Thursday, February 24, 2011

Bedding Down the Boys

     Arden is hard core.  He sleeps on the floor.  I've tried to find a reason why it might not be acceptable practice, but I can't, so I let the boy sleep on the floor.  I roll him in his blanket, and make sure he has his little fireman pillow, I call him a "turkey sandwich" (as in "you little turkey," but he doesn't know and thinks it's nonsense, which I guess it is.  Why do turkeys deserve that sort of aspersion cast upon their kind?) and kiss him goodnight.  He likes to tell me his bed is hard as a rock, his mattress from the furniture store.  Arden tells me to sell it at a yard sale.  My motherly intuition tells me to hang on to the bed, it may someday be important.  Maybe when he's six he'll make a comparison between the bed and floor and change his mind.
     Meanwhile, Sam senses an opportunity.  I try to make them keep that room clean.  I try to have them pick every toy up off that floor every day.  But they are boys, they know my weaknesses.  And one of my weaknesses is the now deserted bed, after all, those things aren't technically on the floor.  Sam has appropriated Arden's bed for the over-flow books from the top bunk.  The I-have-so-many-books-I-can't-curl-up-on-my-bed-any-more-over-flow.  Sam does sleep with books, I guess when you're under five feet you don't need all of your mattress to stretch out.

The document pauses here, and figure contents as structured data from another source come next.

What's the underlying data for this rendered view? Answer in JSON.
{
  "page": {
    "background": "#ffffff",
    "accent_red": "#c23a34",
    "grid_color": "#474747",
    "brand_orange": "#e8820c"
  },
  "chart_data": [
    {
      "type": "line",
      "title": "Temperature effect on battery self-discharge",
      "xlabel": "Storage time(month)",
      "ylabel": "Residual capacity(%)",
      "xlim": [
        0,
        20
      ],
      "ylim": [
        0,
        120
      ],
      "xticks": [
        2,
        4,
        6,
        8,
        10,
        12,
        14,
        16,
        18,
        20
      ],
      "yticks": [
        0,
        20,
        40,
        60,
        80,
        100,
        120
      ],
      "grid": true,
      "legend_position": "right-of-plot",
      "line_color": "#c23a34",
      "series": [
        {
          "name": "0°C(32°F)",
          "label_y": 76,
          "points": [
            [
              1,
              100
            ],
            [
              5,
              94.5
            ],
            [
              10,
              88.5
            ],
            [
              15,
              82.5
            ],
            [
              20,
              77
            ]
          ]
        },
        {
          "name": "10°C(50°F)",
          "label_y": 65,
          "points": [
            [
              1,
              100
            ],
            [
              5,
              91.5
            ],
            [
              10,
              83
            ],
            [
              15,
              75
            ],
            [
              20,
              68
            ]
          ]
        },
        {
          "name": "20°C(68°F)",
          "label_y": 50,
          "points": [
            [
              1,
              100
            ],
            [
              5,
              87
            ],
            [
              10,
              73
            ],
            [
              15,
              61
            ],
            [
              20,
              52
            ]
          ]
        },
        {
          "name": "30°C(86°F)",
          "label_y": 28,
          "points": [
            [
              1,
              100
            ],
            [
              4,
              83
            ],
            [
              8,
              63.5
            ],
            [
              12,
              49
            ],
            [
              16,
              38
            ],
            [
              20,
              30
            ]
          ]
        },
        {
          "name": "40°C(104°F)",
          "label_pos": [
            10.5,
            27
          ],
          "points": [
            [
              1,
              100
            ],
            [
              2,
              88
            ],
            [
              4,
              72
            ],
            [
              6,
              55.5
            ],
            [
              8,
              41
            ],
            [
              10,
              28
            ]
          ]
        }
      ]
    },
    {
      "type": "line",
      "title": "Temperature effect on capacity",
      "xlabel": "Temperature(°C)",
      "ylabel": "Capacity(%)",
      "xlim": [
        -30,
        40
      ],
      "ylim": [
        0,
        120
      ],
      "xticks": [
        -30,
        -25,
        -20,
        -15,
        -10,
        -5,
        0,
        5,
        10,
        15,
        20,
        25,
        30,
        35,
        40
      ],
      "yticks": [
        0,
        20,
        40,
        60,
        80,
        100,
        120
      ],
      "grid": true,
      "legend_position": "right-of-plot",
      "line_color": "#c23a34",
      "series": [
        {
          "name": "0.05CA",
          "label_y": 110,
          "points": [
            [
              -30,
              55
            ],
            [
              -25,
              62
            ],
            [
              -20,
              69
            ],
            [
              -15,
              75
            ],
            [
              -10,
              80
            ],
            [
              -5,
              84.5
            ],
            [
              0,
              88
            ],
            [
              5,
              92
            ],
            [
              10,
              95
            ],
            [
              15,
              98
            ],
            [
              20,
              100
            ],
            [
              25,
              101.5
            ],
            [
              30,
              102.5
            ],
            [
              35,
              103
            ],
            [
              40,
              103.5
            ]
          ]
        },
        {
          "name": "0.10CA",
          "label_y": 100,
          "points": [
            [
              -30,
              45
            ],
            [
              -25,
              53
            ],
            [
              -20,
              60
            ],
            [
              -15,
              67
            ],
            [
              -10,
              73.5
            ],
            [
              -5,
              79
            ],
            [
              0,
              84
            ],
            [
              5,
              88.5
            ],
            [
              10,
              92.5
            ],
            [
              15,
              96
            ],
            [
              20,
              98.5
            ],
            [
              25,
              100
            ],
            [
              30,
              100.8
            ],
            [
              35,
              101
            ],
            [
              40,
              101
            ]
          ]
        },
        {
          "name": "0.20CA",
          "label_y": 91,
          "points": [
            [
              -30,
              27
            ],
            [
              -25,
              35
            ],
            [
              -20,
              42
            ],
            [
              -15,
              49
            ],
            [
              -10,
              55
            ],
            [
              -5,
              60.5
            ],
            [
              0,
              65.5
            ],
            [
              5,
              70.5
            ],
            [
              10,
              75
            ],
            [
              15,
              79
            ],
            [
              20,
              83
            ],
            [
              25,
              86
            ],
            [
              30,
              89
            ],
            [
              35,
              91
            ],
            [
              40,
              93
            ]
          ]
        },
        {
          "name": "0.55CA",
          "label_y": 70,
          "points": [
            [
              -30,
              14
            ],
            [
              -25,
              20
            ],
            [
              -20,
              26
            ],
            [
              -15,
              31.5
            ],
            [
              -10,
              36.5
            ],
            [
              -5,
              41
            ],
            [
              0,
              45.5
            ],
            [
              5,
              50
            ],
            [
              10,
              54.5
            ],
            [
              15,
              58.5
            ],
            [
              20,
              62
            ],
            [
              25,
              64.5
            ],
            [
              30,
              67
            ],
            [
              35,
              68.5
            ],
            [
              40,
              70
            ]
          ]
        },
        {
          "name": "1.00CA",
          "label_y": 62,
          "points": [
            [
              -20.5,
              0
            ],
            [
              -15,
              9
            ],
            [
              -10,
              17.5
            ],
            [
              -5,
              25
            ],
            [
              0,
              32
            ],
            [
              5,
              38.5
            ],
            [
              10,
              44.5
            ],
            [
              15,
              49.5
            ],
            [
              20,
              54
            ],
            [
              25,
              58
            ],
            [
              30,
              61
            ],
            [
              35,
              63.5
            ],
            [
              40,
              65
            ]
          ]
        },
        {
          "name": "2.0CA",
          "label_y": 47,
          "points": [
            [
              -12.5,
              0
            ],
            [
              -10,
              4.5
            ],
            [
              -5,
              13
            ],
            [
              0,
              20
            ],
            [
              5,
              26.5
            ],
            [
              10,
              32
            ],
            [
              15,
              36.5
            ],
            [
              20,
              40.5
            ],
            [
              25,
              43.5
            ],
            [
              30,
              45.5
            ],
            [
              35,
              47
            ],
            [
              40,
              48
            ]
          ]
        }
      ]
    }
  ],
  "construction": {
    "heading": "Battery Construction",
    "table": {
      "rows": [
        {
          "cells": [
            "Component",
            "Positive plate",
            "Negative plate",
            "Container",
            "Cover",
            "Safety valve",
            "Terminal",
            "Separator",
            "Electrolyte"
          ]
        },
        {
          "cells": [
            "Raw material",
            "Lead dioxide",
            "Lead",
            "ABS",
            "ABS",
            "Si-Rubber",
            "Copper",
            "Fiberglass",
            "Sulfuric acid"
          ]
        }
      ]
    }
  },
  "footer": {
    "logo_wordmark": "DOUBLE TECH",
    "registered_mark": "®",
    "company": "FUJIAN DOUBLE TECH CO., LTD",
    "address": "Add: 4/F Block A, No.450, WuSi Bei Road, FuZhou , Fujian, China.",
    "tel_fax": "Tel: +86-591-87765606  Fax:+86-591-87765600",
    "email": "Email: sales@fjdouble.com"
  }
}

     Tonight I was looking at those over-flow books, thinking about the life of a boy.  He has stashed his Encyclopedia of Swords and Sabers here below.  There's The Good Fight : How World War II Was Won, which he recently rediscovered and moved from the hall to his room.  There's a Dorothy Sayers book of short mystery stories.  A Latin textbook, a Bible and his Bible study notebook.
    What are Sam's current top bunk books, the things he sleeps with, in lieu of a bear or any other such commonplace item?  What does Sam love?  Here we find The Dangerous Book for Boys, always close at hand.   Another Latin textbook and a Latin reader.  A notebook of sketches.  Two World War II Encyclopedias for children.  A well read copy of The Three Musketeers (Puffin Classics), which is abridged.  I've bought an unabridged copy, but Sam hasn't tried it yet.  Sam keeps his nice Bible up here, and some loose papers.  I don't even want to dig through and know what they are.  Then, lest we think we can cubby hole him, and figure him out, you'll find a knitting project and a roll of masking tape (I didn't let myself ask, but I have been wondering how that roll of tape had disappeared).
     Instead of stressing about the mess, I'm rejoicing in the boy.  The stacked disaster is Sam developing his own interests, his own overflowing pile of books to feed the curiosity and imagination.  I love that boy!